Embarking on a career as a Medicare sales agent is an excellent choice for individuals interested in both healthcare and sales. With the right guidance, this rewarding profession is accessible even for those new to insurance. Follow this step-by-step guide to kickstart your journey in Medicare sales.

Step 1: Understand the Role

A Medicare sales agent, also known as a Medicare insurance agent, aids Medicare beneficiaries in navigating various Medicare programs. These programs include Original Medicare (Part A and Part B), Medicare Advantage (Part C), Prescription Drug Plans (Part D), and Medicare Supplement Insurance, often referred to as Medigap. As an agent, your role involves clearly explaining these complex health insurance products, answering any questions, and assisting individuals through the enrollment process.

Step 2: Obtain Your Health Insurance License

The first step to becoming a licensed insurance agent is to obtain your health insurance license. Every state has its specific requirements, but generally, you must complete a pre-licensing course and pass a licensing exam. The course will provide you with a comprehensive understanding of insurance principles, healthcare policies, ethics, and state-specific laws.
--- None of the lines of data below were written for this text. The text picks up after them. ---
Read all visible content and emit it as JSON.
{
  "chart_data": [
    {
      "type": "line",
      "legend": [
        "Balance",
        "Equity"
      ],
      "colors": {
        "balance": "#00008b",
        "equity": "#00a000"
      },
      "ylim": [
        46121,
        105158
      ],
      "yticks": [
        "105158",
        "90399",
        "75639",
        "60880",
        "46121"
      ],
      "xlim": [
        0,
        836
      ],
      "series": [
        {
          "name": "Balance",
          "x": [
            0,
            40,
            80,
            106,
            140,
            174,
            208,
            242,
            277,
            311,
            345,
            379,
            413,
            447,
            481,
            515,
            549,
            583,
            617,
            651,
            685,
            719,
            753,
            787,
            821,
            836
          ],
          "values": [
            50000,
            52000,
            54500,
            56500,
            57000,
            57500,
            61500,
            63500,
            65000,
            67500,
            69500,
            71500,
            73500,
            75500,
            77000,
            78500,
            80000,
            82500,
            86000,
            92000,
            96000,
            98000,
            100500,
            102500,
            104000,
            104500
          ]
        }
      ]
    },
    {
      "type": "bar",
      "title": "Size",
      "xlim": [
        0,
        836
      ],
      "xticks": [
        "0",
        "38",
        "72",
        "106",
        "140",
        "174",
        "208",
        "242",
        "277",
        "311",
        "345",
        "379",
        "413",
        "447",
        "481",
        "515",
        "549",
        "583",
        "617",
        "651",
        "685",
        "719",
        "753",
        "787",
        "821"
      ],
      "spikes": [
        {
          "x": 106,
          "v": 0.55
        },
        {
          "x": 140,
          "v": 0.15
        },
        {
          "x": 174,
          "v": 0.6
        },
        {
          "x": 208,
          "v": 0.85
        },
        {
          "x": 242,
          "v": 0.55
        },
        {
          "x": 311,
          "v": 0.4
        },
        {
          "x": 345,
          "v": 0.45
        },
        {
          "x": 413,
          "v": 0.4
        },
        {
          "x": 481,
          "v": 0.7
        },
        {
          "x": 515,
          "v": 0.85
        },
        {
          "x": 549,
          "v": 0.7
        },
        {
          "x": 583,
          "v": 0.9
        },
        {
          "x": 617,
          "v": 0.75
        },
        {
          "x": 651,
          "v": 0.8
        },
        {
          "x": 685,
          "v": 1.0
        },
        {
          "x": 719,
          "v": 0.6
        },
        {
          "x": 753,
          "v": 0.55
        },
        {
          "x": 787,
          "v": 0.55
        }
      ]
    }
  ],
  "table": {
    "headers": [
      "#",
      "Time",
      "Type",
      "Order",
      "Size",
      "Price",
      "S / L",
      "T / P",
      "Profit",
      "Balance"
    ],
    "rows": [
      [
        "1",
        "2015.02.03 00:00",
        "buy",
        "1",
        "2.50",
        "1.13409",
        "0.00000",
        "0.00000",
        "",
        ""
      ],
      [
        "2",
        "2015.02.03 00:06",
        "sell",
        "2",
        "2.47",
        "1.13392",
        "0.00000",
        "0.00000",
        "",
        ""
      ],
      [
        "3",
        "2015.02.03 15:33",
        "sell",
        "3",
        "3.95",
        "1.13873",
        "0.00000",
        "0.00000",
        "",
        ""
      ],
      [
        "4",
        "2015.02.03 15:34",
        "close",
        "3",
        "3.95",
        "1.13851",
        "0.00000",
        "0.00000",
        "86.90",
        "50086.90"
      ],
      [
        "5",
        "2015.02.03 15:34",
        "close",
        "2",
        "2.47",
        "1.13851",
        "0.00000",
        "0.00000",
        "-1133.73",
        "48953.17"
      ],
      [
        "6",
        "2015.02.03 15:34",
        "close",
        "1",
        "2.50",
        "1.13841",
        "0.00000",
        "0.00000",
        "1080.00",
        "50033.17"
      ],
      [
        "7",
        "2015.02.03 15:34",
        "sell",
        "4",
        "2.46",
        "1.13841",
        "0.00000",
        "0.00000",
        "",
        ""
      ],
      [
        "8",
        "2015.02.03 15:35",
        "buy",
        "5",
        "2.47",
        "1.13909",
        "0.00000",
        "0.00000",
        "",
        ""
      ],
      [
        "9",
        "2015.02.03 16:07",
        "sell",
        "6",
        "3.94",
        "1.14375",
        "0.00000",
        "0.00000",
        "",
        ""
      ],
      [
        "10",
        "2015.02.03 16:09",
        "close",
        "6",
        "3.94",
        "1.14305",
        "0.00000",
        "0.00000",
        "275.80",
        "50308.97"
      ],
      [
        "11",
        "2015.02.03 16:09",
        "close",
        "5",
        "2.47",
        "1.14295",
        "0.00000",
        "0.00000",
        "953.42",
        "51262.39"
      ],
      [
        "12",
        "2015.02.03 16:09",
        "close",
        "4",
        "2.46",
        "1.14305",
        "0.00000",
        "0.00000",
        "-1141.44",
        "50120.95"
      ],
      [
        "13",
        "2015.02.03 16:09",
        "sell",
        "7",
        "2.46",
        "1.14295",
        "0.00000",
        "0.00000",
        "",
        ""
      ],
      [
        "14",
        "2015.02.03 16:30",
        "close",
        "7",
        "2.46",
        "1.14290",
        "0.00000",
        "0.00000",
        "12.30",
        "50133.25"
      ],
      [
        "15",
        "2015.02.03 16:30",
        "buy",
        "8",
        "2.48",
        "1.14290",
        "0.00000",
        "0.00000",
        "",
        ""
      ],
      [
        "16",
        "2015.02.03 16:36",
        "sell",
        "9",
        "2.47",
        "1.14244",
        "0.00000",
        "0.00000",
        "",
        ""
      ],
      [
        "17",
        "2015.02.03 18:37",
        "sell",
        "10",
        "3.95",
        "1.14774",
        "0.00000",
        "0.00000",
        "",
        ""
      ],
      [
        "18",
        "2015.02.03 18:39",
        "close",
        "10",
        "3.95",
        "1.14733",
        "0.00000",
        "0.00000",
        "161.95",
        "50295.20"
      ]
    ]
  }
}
Once the course is complete, you’ll take the health insurance exam. Upon passing, you can apply for your health insurance license through your state’s Department of Insurance.

Learn More about licensing.

Step 3: Acquire AHIP Certification

With your state license in hand, your next step is to earn your AHIP (America’s Health Insurance Plans) certification. The AHIP certification ensures you’re up-to-date with the latest Medicare regulations, which is crucial to providing accurate and reliable services to beneficiaries. The certification process involves a proctored online exam of 50 questions, and a minimum score of 90% is required to pass.

Learn more about AHIP.

Step 4: Appointments with Insurance Carriers

As a Medicare sales agent, you will be representing the products of various insurance carriers. This means that you need to be appointed by the insurance carriers whose products you wish to sell. Typically, this process involves completing an application and contract with each insurance company. After submission, they’ll conduct a background check before approval.

Learn more about contracts.

Step 5: Complete Medicare Training

After securing appointments with insurance carriers, they’ll usually require you to complete their carrier-specific Medicare training. This training is vital to understanding the unique features and benefits of the different Medicare Advantage plans, Medicare Supplement plans, and prescription drug plans you will be selling.

Step 6: Start Selling Medicare Products

Now it’s time to put your knowledge into action and start selling Medicare products. You can reach out to potential beneficiaries through a myriad of strategies including referrals, in-person meetings, or digital channels. It’s important to maintain transparency and professionalism in all interactions to ensure successful enrollment during the Annual Election Period (AEP).

Step 7: Engage in Continuing Education

The healthcare industry, especially Medicare, is a field that’s constantly evolving. As a dedicated Medicare sales agent, your learning journey continues well beyond obtaining your license and certification. It’s crucial to stay updated with industry news, changes in Medicare regulations, and adjustments to existing plans. Participate in continuing education courses, webinars, and workshops to remain informed and effective in your role.

Becoming a Medicare sales agent is an exciting career path that combines the dynamics of sales training with the essential nature of healthcare. Although it demands commitment and constant learning, it provides the opportunity to make a significant impact on the lives of Medicare beneficiaries.